The well-received film was screened at Cannes as part of the Un Certain Regard section of the festival. It was one of the few movies directed by a woman at the festival, and the only thriller. Women really do have an uphill struggle in the film industry, as even successes – such as Kathryn Bigelow winning the Best Picture Oscar for The Hurt Locker and box office hits like Catherine Hardwicke’s Twilight and Sam Taylor-Johnson’s Fifty Shades Of Grey – seem to have little impact on those in charge of the purse strings.
It’s a situation where men with little or no feature film experience can be given massive budget movies – for example Colin Trevorrow had only made the micro-budget Safety Not Guaranteed before Jurassic World, while the recent Deadpool marked Tim Miller’s feature-film debut. Female directors meanwhile tend to have to work much harder before anyone will take a chance on them with a larger budget film, and then with every film it almost feels like the system is waiting for them to fail so that can say they were right about female directors being risky to hire. After all, while Kathryn Bigelow made massive strides into almost exclusively male-directed genres with films like Near Dark, Blue Steel, Point Break and Strange Days, it only took a single failure – K-19 The Widomaker – to see her cast into the wilderness. Even The Hurt Locker – made after a gap of six years where she couldn’t get any films financed – had to be made independently as no one would take a chance on her, despite her earlier success working within the mainstream system.
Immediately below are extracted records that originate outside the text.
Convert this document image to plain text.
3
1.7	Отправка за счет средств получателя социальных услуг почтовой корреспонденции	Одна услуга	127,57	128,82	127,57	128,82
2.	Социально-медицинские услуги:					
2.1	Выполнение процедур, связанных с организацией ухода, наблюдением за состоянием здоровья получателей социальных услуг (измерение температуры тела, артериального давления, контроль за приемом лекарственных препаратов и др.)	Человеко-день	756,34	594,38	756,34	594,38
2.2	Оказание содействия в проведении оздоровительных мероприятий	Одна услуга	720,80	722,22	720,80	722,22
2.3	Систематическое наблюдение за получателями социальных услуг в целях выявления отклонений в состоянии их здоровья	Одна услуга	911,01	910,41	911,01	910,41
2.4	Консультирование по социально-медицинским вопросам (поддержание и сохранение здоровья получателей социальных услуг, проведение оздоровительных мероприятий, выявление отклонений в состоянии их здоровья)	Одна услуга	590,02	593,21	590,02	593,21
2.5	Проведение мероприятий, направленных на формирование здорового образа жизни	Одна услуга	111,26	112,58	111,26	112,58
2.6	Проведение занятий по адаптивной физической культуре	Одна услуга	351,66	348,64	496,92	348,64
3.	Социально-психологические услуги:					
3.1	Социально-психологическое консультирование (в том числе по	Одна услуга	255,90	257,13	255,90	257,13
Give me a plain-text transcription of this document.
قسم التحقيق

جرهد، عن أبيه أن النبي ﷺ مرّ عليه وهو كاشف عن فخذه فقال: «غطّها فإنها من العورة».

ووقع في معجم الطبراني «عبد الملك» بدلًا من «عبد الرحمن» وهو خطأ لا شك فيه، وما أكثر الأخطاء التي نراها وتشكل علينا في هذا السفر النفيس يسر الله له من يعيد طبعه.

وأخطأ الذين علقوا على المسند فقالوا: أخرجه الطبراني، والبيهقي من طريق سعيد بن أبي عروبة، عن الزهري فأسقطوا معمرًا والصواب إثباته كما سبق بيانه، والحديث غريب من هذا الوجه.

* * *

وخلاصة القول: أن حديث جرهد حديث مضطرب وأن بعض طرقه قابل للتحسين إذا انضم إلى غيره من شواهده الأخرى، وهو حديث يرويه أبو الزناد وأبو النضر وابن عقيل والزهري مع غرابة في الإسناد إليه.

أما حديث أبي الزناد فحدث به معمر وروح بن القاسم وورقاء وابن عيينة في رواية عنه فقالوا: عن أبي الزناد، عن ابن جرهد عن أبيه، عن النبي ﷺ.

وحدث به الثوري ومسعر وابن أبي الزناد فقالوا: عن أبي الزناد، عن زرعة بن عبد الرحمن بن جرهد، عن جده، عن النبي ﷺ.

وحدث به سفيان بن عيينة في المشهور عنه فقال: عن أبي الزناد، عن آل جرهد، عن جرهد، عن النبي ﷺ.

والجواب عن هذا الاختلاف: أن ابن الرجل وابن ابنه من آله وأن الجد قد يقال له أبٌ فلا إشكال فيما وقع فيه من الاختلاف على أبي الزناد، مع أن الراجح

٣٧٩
All this means that for someone such as Alice Winocour to make a movie such as Disorder is a real achievement. It also shows a desire not to be pigeonholed. Following the praise received for her 2012 debut, Augustine, it would probably have been easier for her to stay with the world of period drama, or to get funding for a traditionally ‘female’ focused film. Instead she wrote Disorder and in doing so helped prove why female voices should be heard more in all genres. Many thrillers have a tendency to treat female characters as a cipher – purely there to look pretty and be in peril. However, while Disorder has a male character at its centre, Diane Kruger is given a fully fleshed character in her own right, adding a dimension to the film that is often lacking.
Even so, the movie joins a sadly short list of female-directed thrillers. They do exist, such as Mary Harron’s American Psycho and Mimi Leder’s The Peacemaker, but they are incredibly rare.
To put into context how difficult it can be for female directors, a recent report revealed that of the top 250 films of 2015, only seven percent were directed by women. That wasn’t because the female-directed movies were worse – it was because so few of them were made, particularly within the mainstream system (of the top 700 movies, 13% were directed by women, suggesting those women who are able to make films are largely doing so in the truly independent and international arenas). Most disturbingly, 7% was actually fewer female-directed movies than a similar report done 18 years before, suggesting the situation for female directors is actually getting worse.
Disorder is evidence of what a ridiculous situation that is, and we can only hope that it is at the vanguard of female directors not being shoehorned into particular genres, and being given more opportunities to make a full breadth of different types of films. In fact, let’s hope they get to make more movies full stop. The film industry still has massive amounts of work to do until there is real parity – not just for female directors, but also for actresses, female writers and in most other jobs too – but perhaps filmmakers like Alice Winocour can point the way.